Question

The electric field of a point charge at rest in an inertial frame is static in the frame. Any location outside the charge follows the Maxwell equations in the vacuum, and as a consequence the wave equation. It is easy to see that both the Laplacian of the field and its time second derivative are zero. The wave equation is fulfilled trivially.

If this charge is moving with constant velocity in a lab, the electric (and magnetic) field are calculated by a Lorenz boost. In the lab's frame, the E-field is not linear with time for a given point, due to the Coulomb law, so the second derivative with respect to time is not zero. It seems that the wave equation is fulfilled not trivially by a function f(r,t).

If it fulfills the wave equation it is a EM wave, or not? If not, what is the form of this function?

Answer 1

The electric field of a point charge at rest is static and does not fulfill the wave equation trivially. When the charge is moving with constant velocity, the electric field is not linear with time and may not fulfill the wave equation.

Step-by-step explanation:

The question is asking about the behavior of the electric field of a point charge at rest and when it is moving with constant velocity.

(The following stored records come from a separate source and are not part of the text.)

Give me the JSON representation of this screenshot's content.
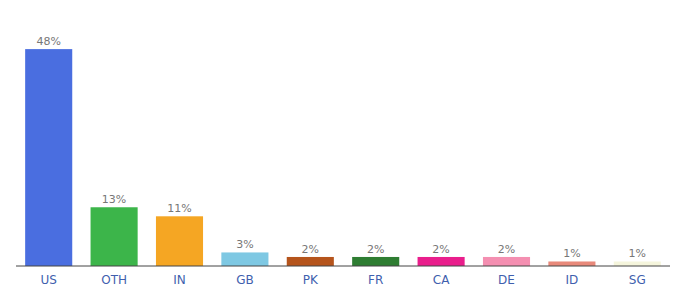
{
  "chart_data": {
    "type": "bar",
    "categories": [
      "US",
      "OTH",
      "IN",
      "GB",
      "PK",
      "FR",
      "CA",
      "DE",
      "ID",
      "SG"
    ],
    "values": [
      48,
      13,
      11,
      3,
      2,
      2,
      2,
      2,
      1,
      1
    ],
    "value_labels": [
      "48%",
      "13%",
      "11%",
      "3%",
      "2%",
      "2%",
      "2%",
      "2%",
      "1%",
      "1%"
    ],
    "colors": [
      "#4a6ee0",
      "#3cb54a",
      "#f5a623",
      "#7ec8e3",
      "#b5541c",
      "#2e7d32",
      "#e91e8c",
      "#f48fb1",
      "#e8897a",
      "#f5f5dc"
    ],
    "ylim": [
      0,
      54
    ],
    "data_labels": true,
    "tick_labels": "x",
    "grid": false
  }
}
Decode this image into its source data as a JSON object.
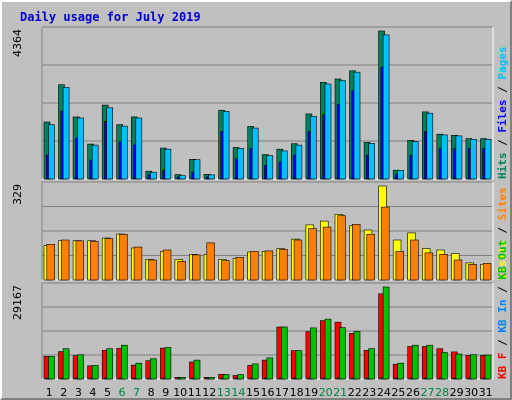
{
  "title": "Daily usage for July 2019",
  "colors": {
    "hits": "#00805c",
    "files": "#0000ff",
    "pages": "#00c0ff",
    "visits": "#ffff00",
    "sites": "#ff8000",
    "kb_f": "#ff0000",
    "kb_in": "#0080ff",
    "kb_out": "#00c000",
    "weekday_label": "#000000",
    "weekend_label": "#008040"
  },
  "chart_data": [
    {
      "type": "bar",
      "panel": "top",
      "max_label": "4364",
      "ylim": [
        0,
        4364
      ],
      "categories": [
        "1",
        "2",
        "3",
        "4",
        "5",
        "6",
        "7",
        "8",
        "9",
        "10",
        "11",
        "12",
        "13",
        "14",
        "15",
        "16",
        "17",
        "18",
        "19",
        "20",
        "21",
        "22",
        "23",
        "24",
        "25",
        "26",
        "27",
        "28",
        "29",
        "30",
        "31"
      ],
      "weekend_days": [
        "6",
        "7",
        "13",
        "14",
        "20",
        "21",
        "27",
        "28"
      ],
      "legend": [
        "Hits",
        "Files",
        "Pages"
      ],
      "series": [
        {
          "name": "Hits",
          "key": "hits",
          "values": [
            1680,
            2780,
            1830,
            1030,
            2180,
            1600,
            1830,
            230,
            910,
            130,
            580,
            140,
            2030,
            930,
            1550,
            720,
            880,
            1040,
            1920,
            2850,
            2950,
            3190,
            1080,
            4364,
            260,
            1140,
            1980,
            1320,
            1290,
            1190,
            1190
          ]
        },
        {
          "name": "Files",
          "key": "files",
          "values": [
            700,
            2000,
            1200,
            560,
            1700,
            1100,
            1000,
            120,
            260,
            60,
            200,
            60,
            1400,
            600,
            900,
            400,
            500,
            700,
            1400,
            1900,
            2200,
            2600,
            700,
            3300,
            150,
            700,
            1400,
            900,
            900,
            900,
            900
          ]
        },
        {
          "name": "Pages",
          "key": "pages",
          "values": [
            1600,
            2700,
            1800,
            1000,
            2100,
            1560,
            1800,
            200,
            880,
            100,
            570,
            120,
            1990,
            900,
            1500,
            690,
            830,
            1000,
            1850,
            2800,
            2900,
            3150,
            1050,
            4250,
            250,
            1100,
            1940,
            1300,
            1270,
            1170,
            1170
          ]
        }
      ]
    },
    {
      "type": "bar",
      "panel": "middle",
      "max_label": "329",
      "ylim": [
        0,
        329
      ],
      "categories": [
        "1",
        "2",
        "3",
        "4",
        "5",
        "6",
        "7",
        "8",
        "9",
        "10",
        "11",
        "12",
        "13",
        "14",
        "15",
        "16",
        "17",
        "18",
        "19",
        "20",
        "21",
        "22",
        "23",
        "24",
        "25",
        "26",
        "27",
        "28",
        "29",
        "30",
        "31"
      ],
      "legend": [
        "Visits",
        "Sites"
      ],
      "series": [
        {
          "name": "Visits",
          "key": "visits",
          "values": [
            120,
            138,
            138,
            138,
            147,
            161,
            112,
            72,
            100,
            72,
            90,
            90,
            72,
            76,
            98,
            100,
            110,
            143,
            193,
            206,
            230,
            190,
            175,
            329,
            140,
            165,
            110,
            105,
            92,
            60,
            55
          ]
        },
        {
          "name": "Sites",
          "key": "sites",
          "values": [
            125,
            140,
            137,
            135,
            145,
            160,
            115,
            70,
            105,
            65,
            88,
            130,
            68,
            79,
            100,
            102,
            107,
            140,
            180,
            185,
            225,
            195,
            160,
            255,
            100,
            140,
            95,
            90,
            70,
            55,
            58
          ]
        }
      ]
    },
    {
      "type": "bar",
      "panel": "bottom",
      "max_label": "29167",
      "ylim": [
        0,
        29167
      ],
      "categories": [
        "1",
        "2",
        "3",
        "4",
        "5",
        "6",
        "7",
        "8",
        "9",
        "10",
        "11",
        "12",
        "13",
        "14",
        "15",
        "16",
        "17",
        "18",
        "19",
        "20",
        "21",
        "22",
        "23",
        "24",
        "25",
        "26",
        "27",
        "28",
        "29",
        "30",
        "31"
      ],
      "legend": [
        "KB F",
        "KB In",
        "KB Out"
      ],
      "series": [
        {
          "name": "KB F",
          "key": "kb_f",
          "values": [
            7200,
            8700,
            7400,
            4200,
            9100,
            9700,
            4400,
            5800,
            9800,
            500,
            5400,
            500,
            1500,
            1100,
            4300,
            6000,
            16500,
            9000,
            15000,
            18500,
            18000,
            14500,
            9100,
            27000,
            4700,
            10300,
            10300,
            9600,
            8600,
            7500,
            7500
          ]
        },
        {
          "name": "KB In",
          "key": "kb_in",
          "values": [
            200,
            200,
            200,
            150,
            200,
            200,
            150,
            100,
            200,
            50,
            150,
            50,
            100,
            80,
            150,
            150,
            300,
            200,
            300,
            350,
            300,
            300,
            200,
            400,
            100,
            200,
            200,
            200,
            150,
            150,
            150
          ]
        },
        {
          "name": "KB Out",
          "key": "kb_out",
          "values": [
            7200,
            9600,
            7700,
            4300,
            9600,
            10700,
            5000,
            6400,
            10000,
            500,
            6000,
            500,
            1400,
            1400,
            4800,
            6700,
            16500,
            9000,
            16200,
            19000,
            16300,
            15100,
            9600,
            29167,
            5000,
            10700,
            10700,
            8400,
            7900,
            7700,
            7600
          ]
        }
      ]
    }
  ]
}
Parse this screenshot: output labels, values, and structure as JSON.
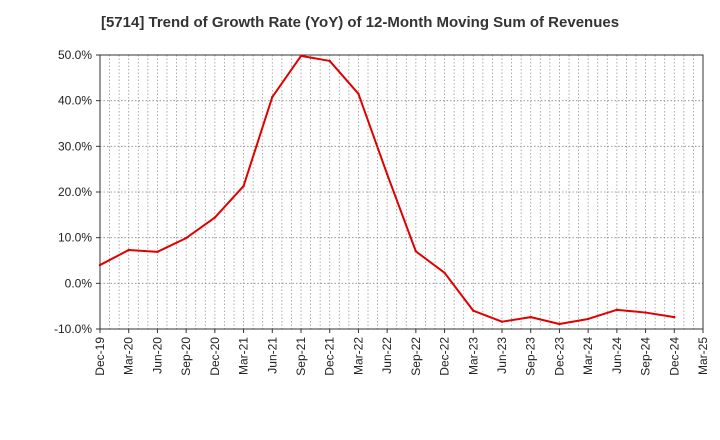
{
  "chart_data": {
    "type": "line",
    "title": "[5714]  Trend of Growth Rate (YoY) of 12-Month Moving Sum of Revenues",
    "xlabel": "",
    "ylabel": "",
    "ylim": [
      -10,
      50
    ],
    "y_ticks": [
      -10,
      0,
      10,
      20,
      30,
      40,
      50
    ],
    "y_tick_labels": [
      "-10.0%",
      "0.0%",
      "10.0%",
      "20.0%",
      "30.0%",
      "40.0%",
      "50.0%"
    ],
    "x_tick_labels": [
      "Dec-19",
      "Mar-20",
      "Jun-20",
      "Sep-20",
      "Dec-20",
      "Mar-21",
      "Jun-21",
      "Sep-21",
      "Dec-21",
      "Mar-22",
      "Jun-22",
      "Sep-22",
      "Dec-22",
      "Mar-23",
      "Jun-23",
      "Sep-23",
      "Dec-23",
      "Mar-24",
      "Jun-24",
      "Sep-24",
      "Dec-24",
      "Mar-25"
    ],
    "grid": true,
    "series": [
      {
        "color": "#e00000",
        "x": [
          "Dec-19",
          "Mar-20",
          "Jun-20",
          "Sep-20",
          "Dec-20",
          "Mar-21",
          "Jun-21",
          "Sep-21",
          "Dec-21",
          "Mar-22",
          "Jun-22",
          "Sep-22",
          "Dec-22",
          "Mar-23",
          "Jun-23",
          "Sep-23",
          "Dec-23",
          "Mar-24",
          "Jun-24",
          "Sep-24",
          "Dec-24"
        ],
        "values": [
          4.0,
          7.3,
          6.9,
          9.9,
          14.4,
          21.3,
          40.8,
          49.8,
          48.7,
          41.5,
          23.9,
          7.0,
          2.3,
          -6.0,
          -8.4,
          -7.4,
          -8.9,
          -7.8,
          -5.8,
          -6.4,
          -7.4
        ]
      }
    ]
  }
}
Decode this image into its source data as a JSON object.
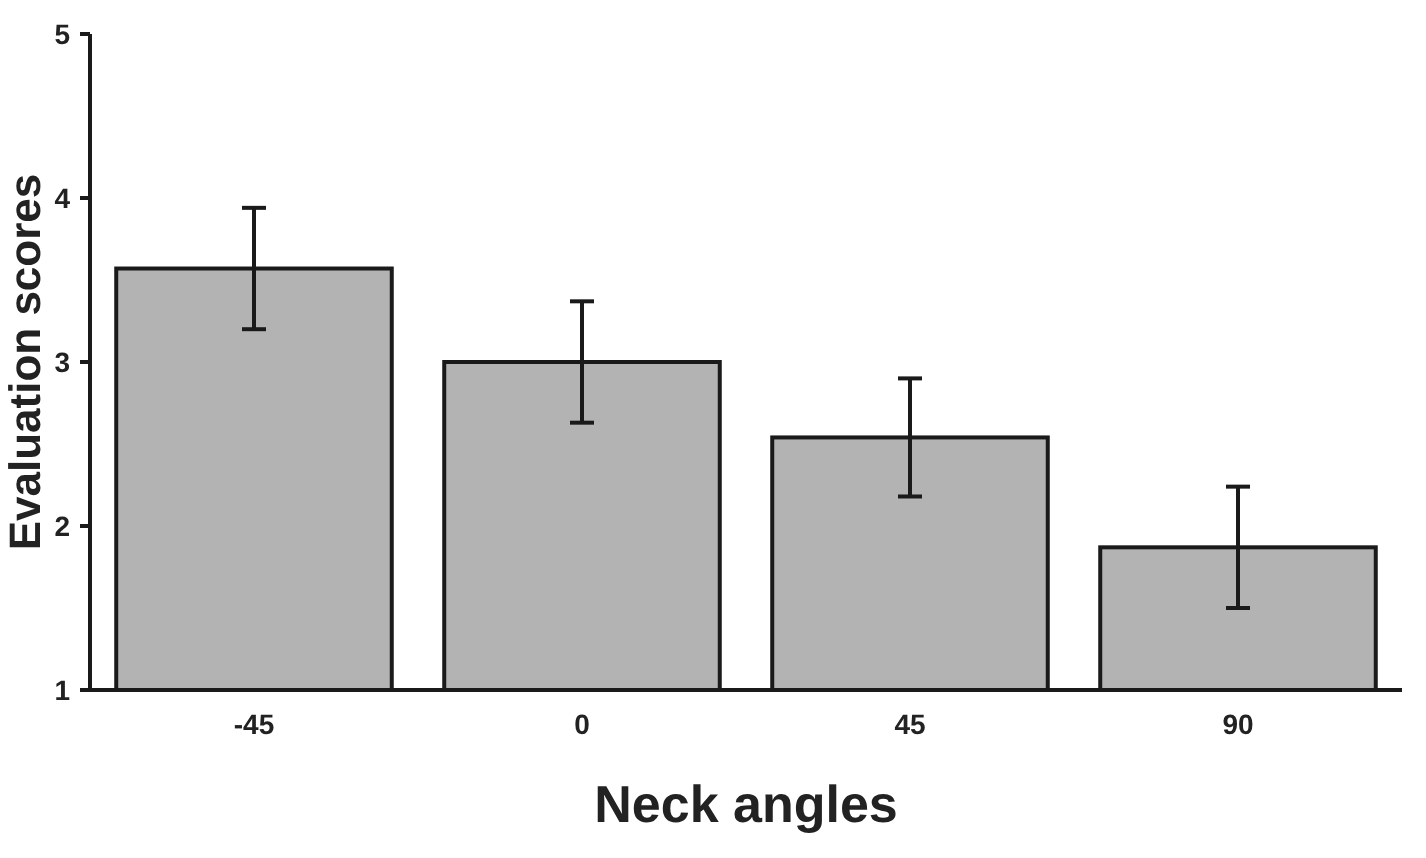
{
  "chart_data": {
    "type": "bar",
    "xlabel": "Neck angles",
    "ylabel": "Evaluation scores",
    "categories": [
      "-45",
      "0",
      "45",
      "90"
    ],
    "values": [
      3.57,
      3.0,
      2.54,
      1.87
    ],
    "errors": [
      0.37,
      0.37,
      0.36,
      0.37
    ],
    "color": "#b3b3b3",
    "ylim": [
      1,
      5
    ],
    "yticks": [
      1,
      2,
      3,
      4,
      5
    ],
    "grid": false
  }
}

When the charge is at rest, the electric field is static and does not change with time. In this case, the wave equation is fulfilled trivially and the field is not considered an electromagnetic wave.

However, when the charge is moving with constant velocity in a lab, the electric and magnetic fields are calculated using a Lorenz boost. In this case, the electric field is not linear with time for a given point, and the second derivative with respect to time is not zero. The wave equation is not fulfilled trivially by the field in this case.

If the field fulfills the wave equation, it is considered an electromagnetic wave. If not, it may have a different form depending on the specific conditions.